Accordingly, I would suggest that the “gap”, is not between an understanding of human interactions that has progressed little (if at all) since ancient Greece and a science that has vastly outstripped ancient knowledge but between today’s science of the material world and today’s study (or “science”?) of the humanities, which are at a stage that might be compared to the situation of the physical/natural sciences during the early era of the Enlightenment “scientific revolution”. The humanities are engaged in a lot of data creation and collecting, a lot of discrete and even brilliant projects but lack the breakthrough theorizing that brings it all together (lots of Tycho Brahes but no immediately outstanding Keplers or Newtons). The “humanities revolution” has yet to gather speed but it is, I believe, in the offing, driven, perhaps, by the “evolutionary” pressure of the Basic Problem.

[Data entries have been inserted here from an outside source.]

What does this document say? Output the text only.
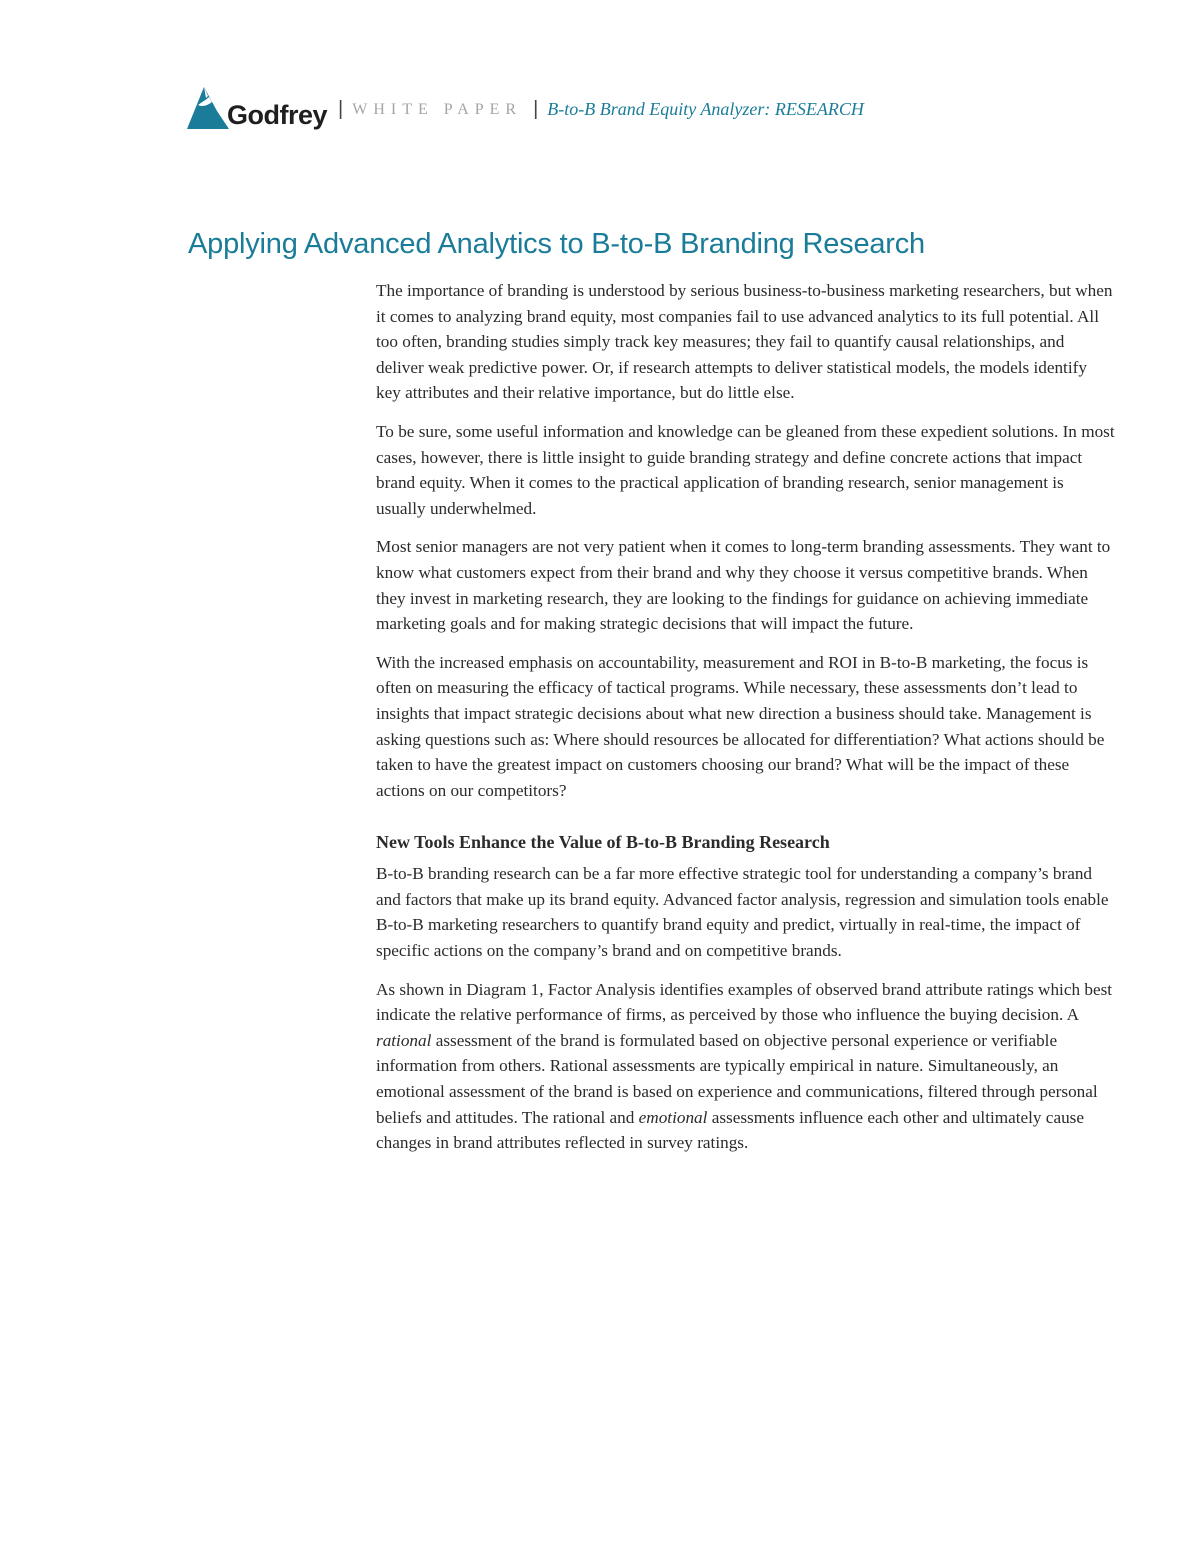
Godfrey | WHITE PAPER | B-to-B Brand Equity Analyzer: RESEARCH
Applying Advanced Analytics to B-to-B Branding Research

The importance of branding is understood by serious business-to-business marketing researchers, but when it comes to analyzing brand equity, most companies fail to use advanced analytics to its full potential. All too often, branding studies simply track key measures; they fail to quantify causal relationships, and deliver weak predictive power. Or, if research attempts to deliver statistical models, the models identify key attributes and their relative importance, but do little else.

To be sure, some useful information and knowledge can be gleaned from these expedient solutions. In most cases, however, there is little insight to guide branding strategy and define concrete actions that impact brand equity. When it comes to the practical application of branding research, senior management is usually underwhelmed.

Most senior managers are not very patient when it comes to long-term branding assessments. They want to know what customers expect from their brand and why they choose it versus competitive brands. When they invest in marketing research, they are looking to the findings for guidance on achieving immediate marketing goals and for making strategic decisions that will impact the future.

With the increased emphasis on accountability, measurement and ROI in B-to-B marketing, the focus is often on measuring the efficacy of tactical programs. While necessary, these assessments don’t lead to insights that impact strategic decisions about what new direction a business should take. Management is asking questions such as: Where should resources be allocated for differentiation? What actions should be taken to have the greatest impact on customers choosing our brand? What will be the impact of these actions on our competitors?

New Tools Enhance the Value of B-to-B Branding Research

B-to-B branding research can be a far more effective strategic tool for understanding a company’s brand and factors that make up its brand equity. Advanced factor analysis, regression and simulation tools enable B-to-B marketing researchers to quantify brand equity and predict, virtually in real-time, the impact of specific actions on the company’s brand and on competitive brands.

As shown in Diagram 1, Factor Analysis identifies examples of observed brand attribute ratings which best indicate the relative performance of firms, as perceived by those who influence the buying decision. A rational assessment of the brand is formulated based on objective personal experience or verifiable information from others. Rational assessments are typically empirical in nature. Simultaneously, an emotional assessment of the brand is based on experience and communications, filtered through personal beliefs and attitudes. The rational and emotional assessments influence each other and ultimately cause changes in brand attributes reflected in survey ratings.
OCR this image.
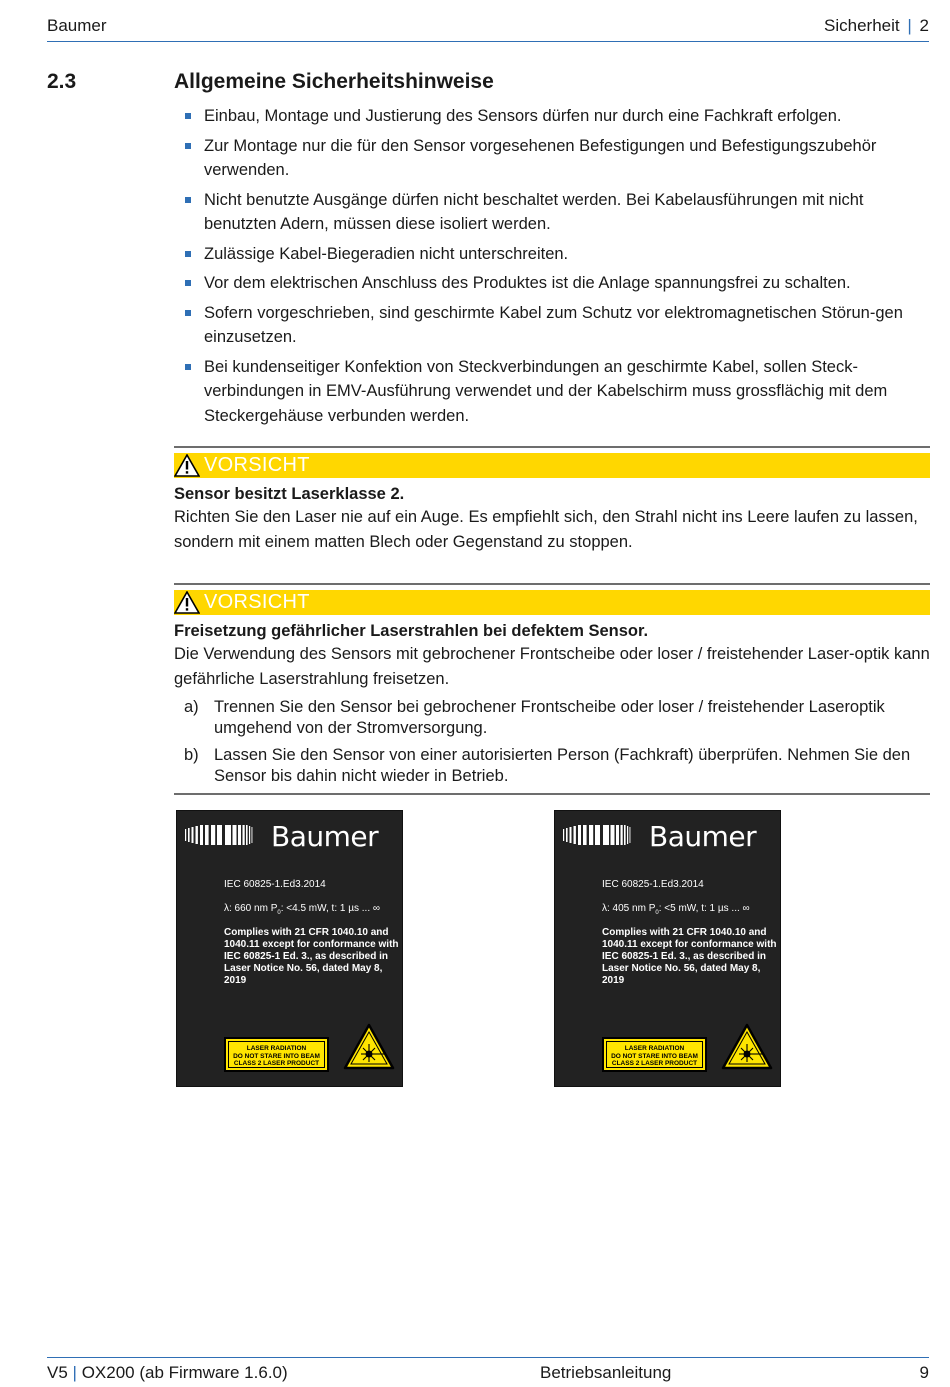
Baumer	Sicherheit | 2
2.3	Allgemeine Sicherheitshinweise
Einbau, Montage und Justierung des Sensors dürfen nur durch eine Fachkraft erfolgen.
Zur Montage nur die für den Sensor vorgesehenen Befestigungen und Befestigungszubehör verwenden.
Nicht benutzte Ausgänge dürfen nicht beschaltet werden. Bei Kabelausführungen mit nicht benutzten Adern, müssen diese isoliert werden.
Zulässige Kabel-Biegeradien nicht unterschreiten.
Vor dem elektrischen Anschluss des Produktes ist die Anlage spannungsfrei zu schalten.
Sofern vorgeschrieben, sind geschirmte Kabel zum Schutz vor elektromagnetischen Störun-gen einzusetzen.
Bei kundenseitiger Konfektion von Steckverbindungen an geschirmte Kabel, sollen Steck-verbindungen in EMV-Ausführung verwendet und der Kabelschirm muss grossflächig mit dem Steckergehäuse verbunden werden.
VORSICHT
Sensor besitzt Laserklasse 2.
Richten Sie den Laser nie auf ein Auge. Es empfiehlt sich, den Strahl nicht ins Leere laufen zu lassen, sondern mit einem matten Blech oder Gegenstand zu stoppen.
VORSICHT
Freisetzung gefährlicher Laserstrahlen bei defektem Sensor.
Die Verwendung des Sensors mit gebrochener Frontscheibe oder loser / freistehender Laser-optik kann gefährliche Laserstrahlung freisetzen.
a) Trennen Sie den Sensor bei gebrochener Frontscheibe oder loser / freistehender Laseroptik umgehend von der Stromversorgung.
b) Lassen Sie den Sensor von einer autorisierten Person (Fachkraft) überprüfen. Nehmen Sie den Sensor bis dahin nicht wieder in Betrieb.
Baumer
IEC 60825-1.Ed3.2014
λ: 660 nm $P_0$: <4.5 mW, t: 1 µs ... ∞
Complies with 21 CFR 1040.10 and 1040.11 except for conformance with IEC 60825-1 Ed. 3., as described in Laser Notice No. 56, dated May 8, 2019
LASER RADIATION
DO NOT STARE INTO BEAM
CLASS 2 LASER PRODUCT
Baumer
IEC 60825-1.Ed3.2014
λ: 405 nm $P_0$: <5 mW, t: 1 µs ... ∞
Complies with 21 CFR 1040.10 and 1040.11 except for conformance with IEC 60825-1 Ed. 3., as described in Laser Notice No. 56, dated May 8, 2019
LASER RADIATION
DO NOT STARE INTO BEAM
CLASS 2 LASER PRODUCT
V5 | OX200 (ab Firmware 1.6.0)	Betriebsanleitung	9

There are obstacles that must be overcome: On the one hand, many humanities scholars are appalled by the notion of “applied humanities” and shun even indirect responsibility for practical suggestions that have consequences in the non-academic world. On the other hand, social sciences scholars who do make suggestions about what should be done often do not want to think about cultural products such as poems and music and art and movies and religious expression and the ways these are interpreted by the “other” humanities. Nonetheless, it appears to me that barriers are breaking down all around us. The demonstrated failures of overwhelming military superiority to control non-military social conflicts are inclining many influential people toward solutions involving communication and persuasion. Social scientists are beginning to take “literary” topics and methods into account. Increasingly, literature and art scholars are talking about “data” and rejecting “impressionistic” approaches. The popular theoretical bent of the humanities, although widely deplored in some circles, seems to represent a movement toward a perspective that breaks down artificial disciplinary boundaries and builds a more unified and powerful vision of human thought and interactions.
So…if we aregoing to talk about “what is to be done?” then, I believe, we must include “the other humanities” in the conversation. It will not be easy because it will be unusual or even unprecedented. Not many humanities scholars will be interested—they are busy with other concerns involving their own work (just as is the case with most “hard” scientists). Even the terms and language of such conversations will need to be worked out… But this is a problem (or the problem) of the “what is to be done?” project as a whole. Any agreement about responses to global issues must be negotiated in a real world that is fragmented by multiple languages and cultures each of which brings with it fundamental (and fundamentally different) assumptions about almost everything. And it is at this interface that “the other humanities” have important work to do.